Contrôleur des normes dans chaque ministère d'ici l'été
Côté administrations, un "contrôleur des normes et des procédures", haut fonctionnaire, sera nommé dans chaque ministère d'ici l'été pour veiller à la "cohérence et à la visibilité des nouvelles démarches", en faisant "la chasse" aux normes inutiles ou redondantes. Il se peut effet que l'administration ait "commencé à perdre le contrôle des normes", explique une source gouvernementale, avant de rappeler que "la norme découle du travail législatif, du travail parlementaire et du travail des administrations, qui ensuite prennent des textes pour décliner et appliquer ces lois. Ce sera le rôle de ce contrôleur des normes que de reprendre le contrôle qui a été perdu".
Le gouvernement va aussi rétablir un recensement des démarches et appliquer "le principe de "dites-le-nous une fois" (notre article du 27 février), afin de ne pas redemander aux usagers les informations dont disposent déjà d'autres administrations, grâce notamment aux formulaires préremplis, déjà en place pour la déclaration de revenus, ce qui doit également être le cas pour la demande de RSA, l'allocation de certaines bourses scolaires et les pensions de réversion. Ces trois dossiers vont bénéficier de la même logique de pré-remplissage par l'administration, dans les toutes prochaines semaines (voir notre article du 27 février sur la réforme "solidarité à la source").
Un chantier par nature "interministériel"
Ce chantier étant par nature "interministériel", les ministères devront "actualiser" leurs plans de simplification pour déterminer des actions prioritaires susceptibles d'inspirer des "initiatives parlementaires" au-delà du projet de loi de simplification de la vie économique en cours d'examen à l'Assemblée nationale.
Dans la même philosophie d'une simplification qui vient du terrain, le gouvernement met l'accent sur l'existence du dispositif France Simplification qui permet de signaler par le relais des préfets des verrous normatifs, des obstacles locaux et que l'on peut ainsi remonter à l'échelon central, instruire et faire sauter (notre article du 7 février 2025).
Enfin, concernant le déploiement de l'IA dans les services publics, suite aux annonces qui avaient été faites en marge du sommet de l'IA en février dernier (voir notre article du 11 février 2025), de nouvelles mesures "pour poursuivre et amplifier le déploiement de l'IA dans le service public seront annoncées lors du sommet Vivatech" qui se tiendra du 11 au 14 juin 2025.
La simplification répond à trois impératifs
Le gouvernement réaffirme enfin que cette simplification répond à trois impératifs :
- "politique" parce que "la complexité administrative est un des premiers irritants des Français" ;
- "économique" quand les normes représentent environ 4% du PIB, selon un récent rapport du Sénat.
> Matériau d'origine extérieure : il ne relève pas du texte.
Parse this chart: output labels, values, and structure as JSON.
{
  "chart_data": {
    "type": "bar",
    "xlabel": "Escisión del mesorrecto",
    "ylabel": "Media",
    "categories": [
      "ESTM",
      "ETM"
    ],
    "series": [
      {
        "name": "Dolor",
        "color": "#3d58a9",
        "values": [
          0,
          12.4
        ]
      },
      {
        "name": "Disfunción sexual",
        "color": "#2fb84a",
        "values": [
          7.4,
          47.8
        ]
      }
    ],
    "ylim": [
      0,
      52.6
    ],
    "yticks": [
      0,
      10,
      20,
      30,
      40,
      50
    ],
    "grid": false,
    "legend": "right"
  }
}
Et sachant que le Conseil national d'évaluation des normes évalue leur coût total à 1,6 milliard d'euros pour les collectivités locales ;
- "budgétaire" pour faire des "économies intelligentes", dans le contexte d'un budget contraint par un lourd déficit et par un effort militaire destiné à contrer la menace russe.
Jeudi 3 avril 2025 au Sénat, François Bayrou s'était dit résolu à rendre aux préfets leur "pouvoir de dérogation" pour lutter contre la surproduction de normes et simplifier l'action des collectivités locales. François Rebsamen, ministre de l'Aménagement du territoire, lancera quant à lui à la fin du mois d'avril le "Roquelaure de la simplification", une concertation notamment avec les élus locaux sur des mesures "concrètes" de réduction de la complexité administrative pour les collectivités (notre article du 3 avril 2025). Il recevra le 28 avril les représentants des élus locaux à son ministère, l'hôtel de Roquelaure.